Nov 5, 2009
I chuckle to myself whenever one of the nurses I work with finds out what I've done with our food budget through budgeting, couponing and cooking more at home. The first reaction is generally amazement at how little we spend. But the second response is almost ALWAYS "I just don't have time to cook every night". Sound familiar?
I certainly don't expect the mom who works full time, runs her kids to activities, shops and cleans to throw the ol' apron on and put out a five course spread every night...but with a TEENY bit of pre-planning you can easily reduce how often you eat out or grab frozen entrees during the week. Both dinnertime options are not only costly, but can also have an impact on your health, when you consider the preservatives it takes to make fresh food shelf-stable.
Here's an easy way to reduce your dinnertime costs THIS WEEK:
- Look at your schedule for the week. Is there one night you will have about 30-45 minutes free before dinnertime? Ideally you should try for two nights, but one's better than none!
- Take a minute to browse your cookbooks or online for recipes that won't take long to make. Pasta bakes and rice casseroles work very well for this exercise. Need a place to start? Try some of these resources:
30 Minute recipes at cdkitchen.com
Quick Dinner Recipes at Taste of Home
Allrecipes.Com Quick and Easy recipe library
- Now for the tricky part: DOUBLE THE RECIPE. It will only add about 5-10 minutes of prep time for you to make two full meals worth, and since you're already in the kitchen you may as well put the time to good use! Make your grocery list ahead of time so you'll have everything you need (and to help you stick to the plan - writing down your goals and plans increases your chances of acheiving them!)

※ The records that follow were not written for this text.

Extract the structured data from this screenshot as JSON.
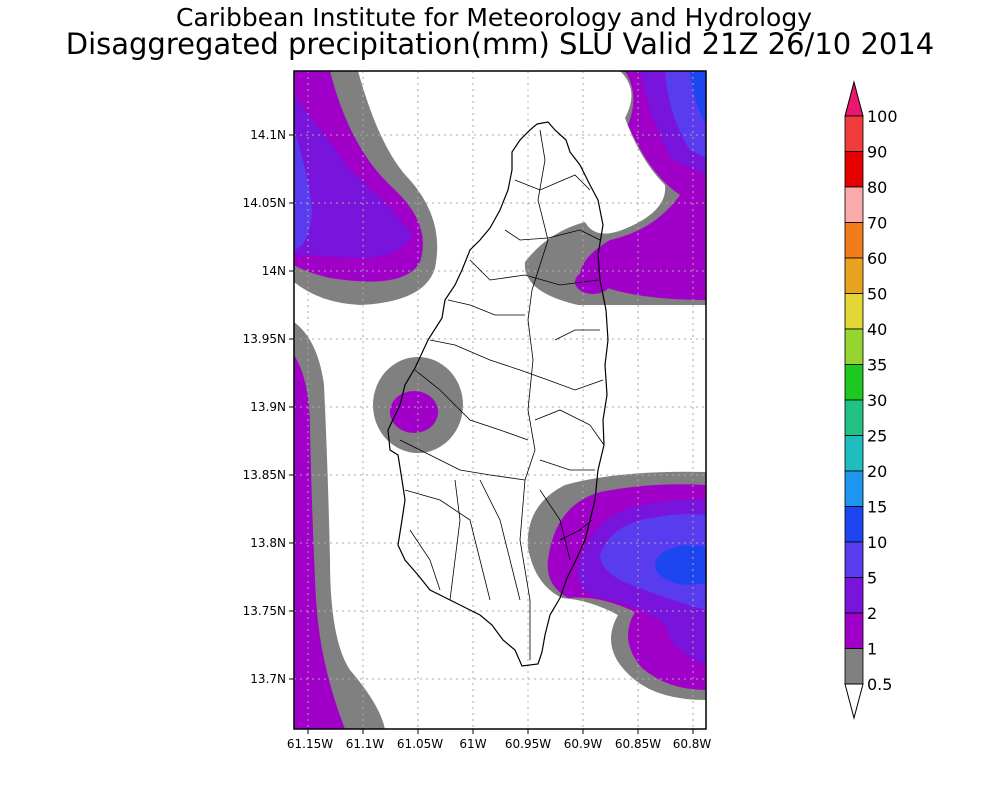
{
  "title": "Caribbean Institute for Meteorology and Hydrology",
  "subtitle": "Disaggregated precipitation(mm) SLU Valid 21Z 26/10 2014",
  "map": {
    "lon_ticks": [
      "61.15W",
      "61.1W",
      "61.05W",
      "61W",
      "60.95W",
      "60.9W",
      "60.85W",
      "60.8W"
    ],
    "lat_ticks": [
      "14.1N",
      "14.05N",
      "14N",
      "13.95N",
      "13.9N",
      "13.85N",
      "13.8N",
      "13.75N",
      "13.7N"
    ]
  },
  "legend": {
    "levels": [
      {
        "label": "100",
        "color": "#e8186e"
      },
      {
        "label": "90",
        "color": "#f03c3c"
      },
      {
        "label": "80",
        "color": "#e60000"
      },
      {
        "label": "70",
        "color": "#f9aaaa"
      },
      {
        "label": "60",
        "color": "#ef7d1e"
      },
      {
        "label": "50",
        "color": "#e8a41e"
      },
      {
        "label": "40",
        "color": "#e2d634"
      },
      {
        "label": "35",
        "color": "#96d432"
      },
      {
        "label": "30",
        "color": "#1ec81e"
      },
      {
        "label": "25",
        "color": "#22c285"
      },
      {
        "label": "20",
        "color": "#1ebebe"
      },
      {
        "label": "15",
        "color": "#1e96f0"
      },
      {
        "label": "10",
        "color": "#1e46f0"
      },
      {
        "label": "5",
        "color": "#5a3cf0"
      },
      {
        "label": "2",
        "color": "#7814dc"
      },
      {
        "label": "1",
        "color": "#a000c8"
      },
      {
        "label": "0.5",
        "color": "#808080"
      }
    ]
  }
}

Before an hour is up on the day you cook, you will have TWO fully prepared meals - send one to the table, and immediately wrap the other one and pop it in the freezer. I use a sharpie marker and write what the dish is right on the foil, along with the reheating instructions. If your family's schedule makes it hard to all sit down together, invest in some single-serve plastic storage containers. Dish out the servings and freeze for lunches or dinners on the go. Then make your family do the dishes as a reward for your hard work :)

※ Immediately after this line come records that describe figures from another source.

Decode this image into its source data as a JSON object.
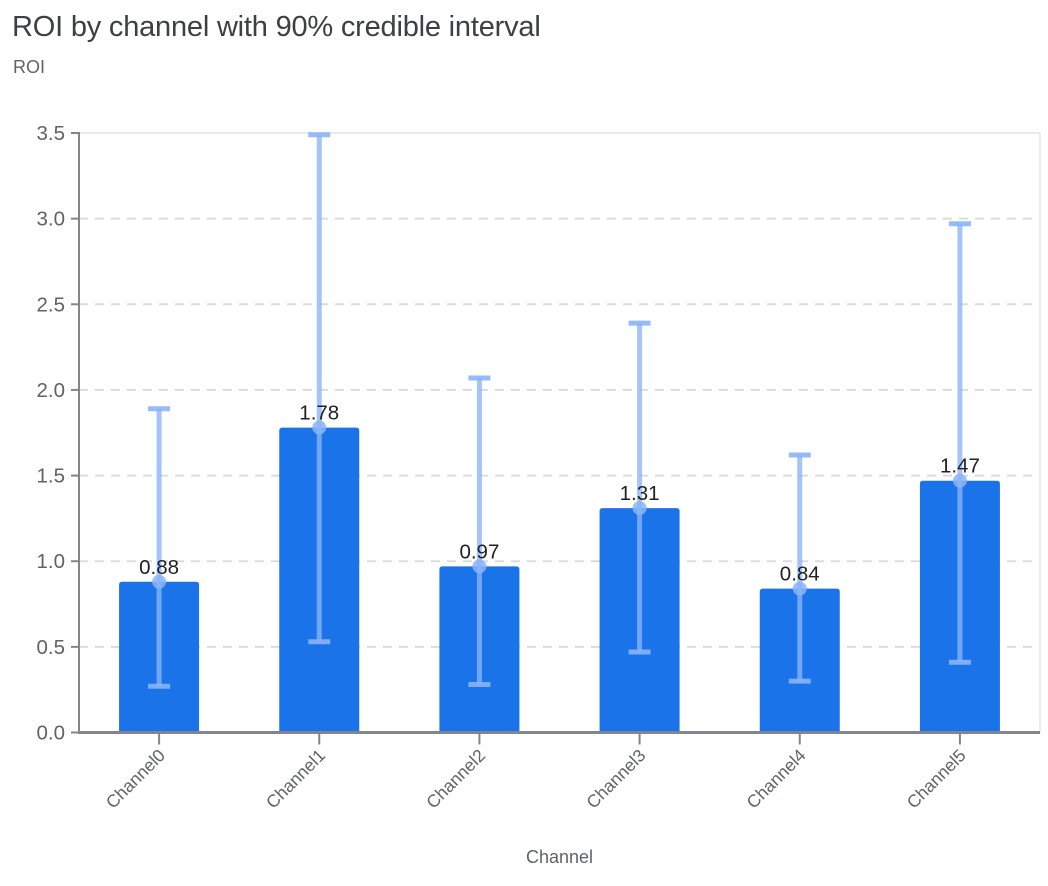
{
  "chart_data": {
    "type": "bar",
    "title": "ROI by channel with 90% credible interval",
    "ylabel": "ROI",
    "xlabel": "Channel",
    "categories": [
      "Channel0",
      "Channel1",
      "Channel2",
      "Channel3",
      "Channel4",
      "Channel5"
    ],
    "values": [
      0.88,
      1.78,
      0.97,
      1.31,
      0.84,
      1.47
    ],
    "value_labels": [
      "0.88",
      "1.78",
      "0.97",
      "1.31",
      "0.84",
      "1.47"
    ],
    "ci_low": [
      0.27,
      0.53,
      0.28,
      0.47,
      0.3,
      0.41
    ],
    "ci_high": [
      1.89,
      3.49,
      2.07,
      2.39,
      1.62,
      2.97
    ],
    "ylim": [
      0,
      3.5
    ],
    "ytick_step": 0.5,
    "ytick_labels": [
      "0.0",
      "0.5",
      "1.0",
      "1.5",
      "2.0",
      "2.5",
      "3.0",
      "3.5"
    ],
    "grid": "horizontal-dashed",
    "legend": "none",
    "colors": {
      "bar": "#1a73e8",
      "interval": "#8ab4f8",
      "axis": "#80868b",
      "gridline": "#dadce0",
      "plot_border": "#e8eaed",
      "title_text": "#3c4043",
      "axis_text": "#5f6368",
      "value_label_text": "#202124"
    }
  }
}
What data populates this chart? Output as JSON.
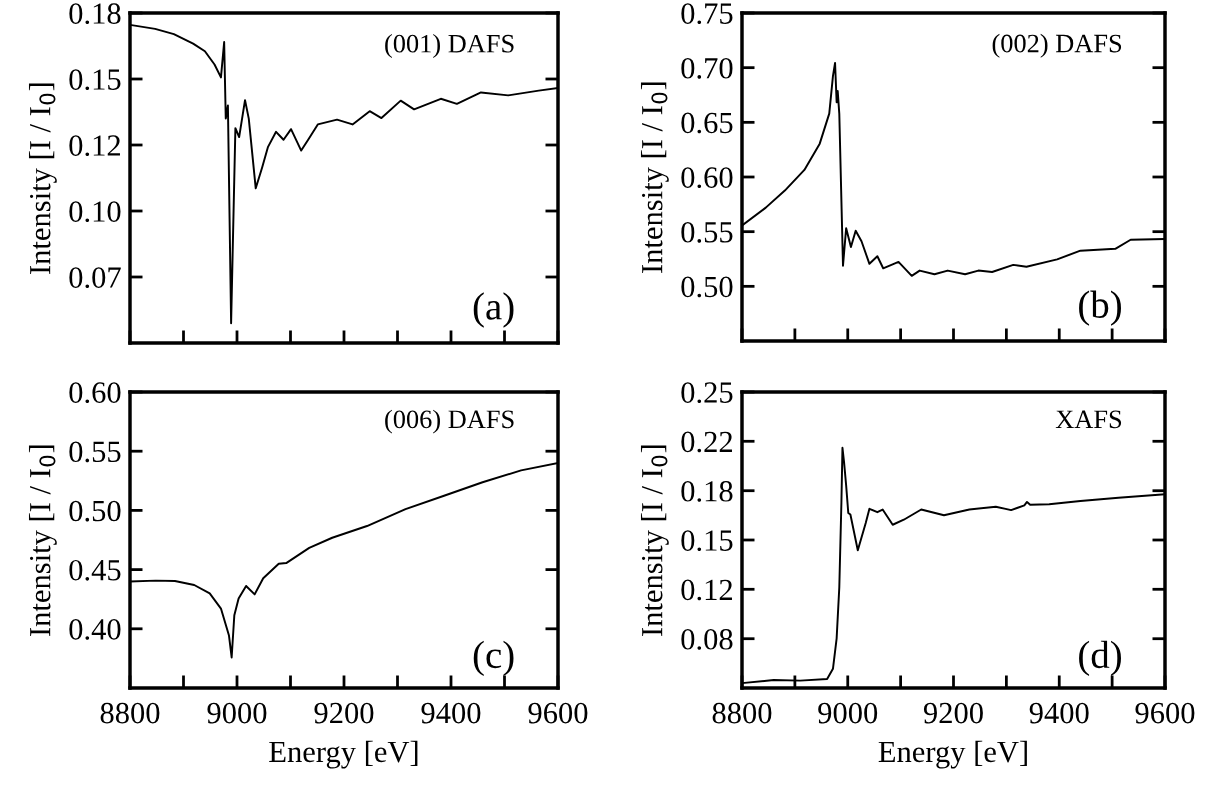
{
  "chart_data": [
    {
      "type": "line",
      "color": "#000000",
      "ylabel": "Intensity [I / I$_{0}$]",
      "annotations": [
        "(001) DAFS",
        "(a)"
      ],
      "tick_labels": "y",
      "xlim": [
        8800,
        9600
      ],
      "ylim": [
        0.05,
        0.175
      ],
      "xticks": [
        8800,
        {
          "value": 8900,
          "label": null
        },
        9000,
        {
          "value": 9100,
          "label": null
        },
        9200,
        {
          "value": 9300,
          "label": null
        },
        9400,
        {
          "value": 9500,
          "label": null
        },
        9600
      ],
      "yticks": [
        {
          "value": 0.075,
          "label": "0.07"
        },
        {
          "value": 0.1,
          "label": "0.10"
        },
        {
          "value": 0.125,
          "label": "0.12"
        },
        {
          "value": 0.15,
          "label": "0.15"
        },
        {
          "value": 0.175,
          "label": "0.18"
        }
      ],
      "x": [
        8800,
        8847,
        8882,
        8918,
        8940,
        8958,
        8970,
        8976,
        8979,
        8983,
        8989,
        8997,
        9004,
        9015,
        9022,
        9035,
        9047,
        9058,
        9073,
        9087,
        9101,
        9120,
        9133,
        9151,
        9187,
        9216,
        9248,
        9270,
        9306,
        9331,
        9381,
        9411,
        9456,
        9507,
        9564,
        9600
      ],
      "values": [
        0.1705,
        0.169,
        0.167,
        0.1634,
        0.1605,
        0.1555,
        0.1506,
        0.164,
        0.135,
        0.14,
        0.0575,
        0.1314,
        0.128,
        0.142,
        0.135,
        0.1086,
        0.1165,
        0.1243,
        0.13,
        0.127,
        0.131,
        0.1229,
        0.127,
        0.1328,
        0.1346,
        0.1328,
        0.1378,
        0.1352,
        0.1418,
        0.1385,
        0.1425,
        0.1406,
        0.1449,
        0.1438,
        0.1456,
        0.1466
      ]
    },
    {
      "type": "line",
      "color": "#000000",
      "ylabel": "Intensity [I / I$_{0}$]",
      "annotations": [
        "(002) DAFS",
        "(b)"
      ],
      "tick_labels": "y",
      "xlim": [
        8800,
        9600
      ],
      "ylim": [
        0.45,
        0.75
      ],
      "xticks": [
        8800,
        {
          "value": 8900,
          "label": null
        },
        9000,
        {
          "value": 9100,
          "label": null
        },
        9200,
        {
          "value": 9300,
          "label": null
        },
        9400,
        {
          "value": 9500,
          "label": null
        },
        9600
      ],
      "yticks": [
        {
          "value": 0.5,
          "label": "0.50"
        },
        0.55,
        {
          "value": 0.6,
          "label": "0.60"
        },
        0.65,
        {
          "value": 0.7,
          "label": "0.70"
        },
        0.75
      ],
      "x": [
        8800,
        8845,
        8881,
        8918,
        8947,
        8965,
        8972,
        8976,
        8979,
        8981,
        8984,
        8991,
        8997,
        9006,
        9015,
        9026,
        9041,
        9056,
        9067,
        9096,
        9121,
        9136,
        9164,
        9189,
        9222,
        9247,
        9273,
        9313,
        9338,
        9396,
        9440,
        9506,
        9535,
        9600
      ],
      "values": [
        0.5556,
        0.572,
        0.5876,
        0.6065,
        0.6305,
        0.658,
        0.6923,
        0.7043,
        0.6683,
        0.6786,
        0.658,
        0.5189,
        0.5532,
        0.536,
        0.5508,
        0.5412,
        0.5206,
        0.5275,
        0.5165,
        0.5223,
        0.5096,
        0.5144,
        0.511,
        0.5144,
        0.511,
        0.5144,
        0.5131,
        0.5196,
        0.5179,
        0.5247,
        0.5326,
        0.5343,
        0.5426,
        0.5433
      ]
    },
    {
      "type": "line",
      "color": "#000000",
      "ylabel": "Intensity [I / I$_{0}$]",
      "xlabel": "Energy [eV]",
      "annotations": [
        "(006) DAFS",
        "(c)"
      ],
      "xlim": [
        8800,
        9600
      ],
      "ylim": [
        0.35,
        0.6
      ],
      "xticks": [
        8800,
        {
          "value": 8900,
          "label": null
        },
        9000,
        {
          "value": 9100,
          "label": null
        },
        9200,
        {
          "value": 9300,
          "label": null
        },
        9400,
        {
          "value": 9500,
          "label": null
        },
        9600
      ],
      "yticks": [
        {
          "value": 0.4,
          "label": "0.40"
        },
        0.45,
        {
          "value": 0.5,
          "label": "0.50"
        },
        0.55,
        {
          "value": 0.6,
          "label": "0.60"
        }
      ],
      "x": [
        8800,
        8848,
        8884,
        8920,
        8949,
        8970,
        8985,
        8990,
        8995,
        9003,
        9017,
        9033,
        9049,
        9078,
        9092,
        9135,
        9178,
        9243,
        9315,
        9387,
        9459,
        9531,
        9600
      ],
      "values": [
        0.4399,
        0.4407,
        0.4404,
        0.437,
        0.4299,
        0.4171,
        0.3943,
        0.3758,
        0.4114,
        0.4256,
        0.4362,
        0.4291,
        0.4427,
        0.455,
        0.4555,
        0.4683,
        0.4769,
        0.4868,
        0.5011,
        0.5124,
        0.5238,
        0.5338,
        0.54
      ]
    },
    {
      "type": "line",
      "color": "#000000",
      "ylabel": "Intensity [I / I$_{0}$]",
      "xlabel": "Energy [eV]",
      "annotations": [
        "XAFS",
        "(d)"
      ],
      "xlim": [
        8800,
        9600
      ],
      "ylim": [
        0.05,
        0.25
      ],
      "xticks": [
        8800,
        {
          "value": 8900,
          "label": null
        },
        9000,
        {
          "value": 9100,
          "label": null
        },
        9200,
        {
          "value": 9300,
          "label": null
        },
        9400,
        {
          "value": 9500,
          "label": null
        },
        9600
      ],
      "yticks": [
        {
          "value": 0.0833,
          "label": "0.08"
        },
        {
          "value": 0.1167,
          "label": "0.12"
        },
        0.15,
        {
          "value": 0.1833,
          "label": "0.18"
        },
        {
          "value": 0.2167,
          "label": "0.22"
        },
        0.25
      ],
      "x": [
        8800,
        8860,
        8910,
        8961,
        8972,
        8979,
        8984,
        8988,
        8990,
        8993,
        8997,
        9001,
        9005,
        9019,
        9034,
        9041,
        9056,
        9066,
        9085,
        9106,
        9139,
        9182,
        9230,
        9280,
        9309,
        9334,
        9339,
        9345,
        9381,
        9440,
        9512,
        9600
      ],
      "values": [
        0.0533,
        0.0554,
        0.055,
        0.0561,
        0.063,
        0.0836,
        0.1179,
        0.1752,
        0.2123,
        0.2027,
        0.1867,
        0.1683,
        0.1672,
        0.1431,
        0.1615,
        0.1711,
        0.1688,
        0.1706,
        0.1603,
        0.1637,
        0.1706,
        0.1667,
        0.1706,
        0.1725,
        0.1702,
        0.1734,
        0.1757,
        0.1738,
        0.1741,
        0.1763,
        0.1786,
        0.1809
      ]
    }
  ]
}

If you can do that once or twice a week, before too long you'll have a nice reserve of frozen entrees sans preservatives at your fingertips - not to mention you'll have made dinner for less than $3 a serving, instead of $10 a head at a restaurant! Getting in that habit may inspire you to start meal planning a week at a time, which will do wonders for your food budget and your peace of mind. Get REALLY good, and you can try your hand at once a month cooking!